Cytomegalovirus Infection Facilitates the Costimulation of CD57+CD28- CD8 T Cells in HIV Infection and Atherosclerosis via the CD2–LFA-3 Axis
Winchester et al., Journal of Immunology. 2024.
https://pubmed.ncbi.nlm.nih.gov/38047900/
People with HIV are at increased risk of developing atherosclerosis and other cardiovascular diseases, and HIV coinfection with cytomegalovirus (CMV) is associated with immune activation and inflammation. In this study, researchers explored the role of the CD2–LFA-3 axis in driving activation and proliferation of CD57+CD28- CD8 T cells using clinical samples from patients with or without HIV. They propose a model in which CMV infection is linked to enhanced CD2 expression on the T cells, enabling the activation via LFA-3 signals and potentially leading to cardiopathogenic interactions with vascular endothelial cells that express LFA-3. This work provides a potential therapeutic target in atherosclerosis development and progression, especially for people with HIV. Supported by ORIP (P51OD011132, U24OD011023) and NIAID.

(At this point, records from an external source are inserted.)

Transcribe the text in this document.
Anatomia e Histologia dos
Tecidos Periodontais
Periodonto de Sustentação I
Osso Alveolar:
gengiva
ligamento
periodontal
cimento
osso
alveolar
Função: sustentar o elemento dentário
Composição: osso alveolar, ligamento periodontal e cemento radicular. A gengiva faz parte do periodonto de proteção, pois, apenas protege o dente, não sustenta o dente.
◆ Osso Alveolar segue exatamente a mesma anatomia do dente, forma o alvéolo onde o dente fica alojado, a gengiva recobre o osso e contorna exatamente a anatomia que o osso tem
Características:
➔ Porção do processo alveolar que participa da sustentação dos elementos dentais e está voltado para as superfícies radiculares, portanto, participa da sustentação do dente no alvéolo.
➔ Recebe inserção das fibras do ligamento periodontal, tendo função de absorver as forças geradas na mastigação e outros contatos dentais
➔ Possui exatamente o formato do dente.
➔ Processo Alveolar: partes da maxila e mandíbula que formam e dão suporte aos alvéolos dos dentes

Stable HIV Decoy Receptor Expression After In Vivo HSC Transduction in Mice and NHPs: Safety and Efficacy in Protection From SHIV
Li, Molecular Therapy. 2023.
https://www.ncbi.nlm.nih.gov/pmc/articles/PMC10124088/
Autologous hematopoietic stem cell (HSC) gene therapy offers a promising HIV treatment strategy, but cost, complexity, and toxicity remain significant challenges. Using female mice and female nonhuman primates (NHPs) (i.e., rhesus macaques), researchers developed an approach based on the stable expression of eCD4-Ig, a secreted decoy protein for HIV and simian–human immunodeficiency virus (SHIV) receptors. Their goals were to (1) assess the kinetics and serum level of eCD4-Ig, (2) evaluate the safety of HSC transduction with helper-dependent adenovirus–eCD4-Ig, and (3) test whether eCD4-Ig expression has a protective effect against viral challenge. They found that stable expression of the decoy receptor was achieved at therapeutically relevant levels. These data will guide future in vivo studies. Supported by ORIP (P51OD010425) and NHLBI.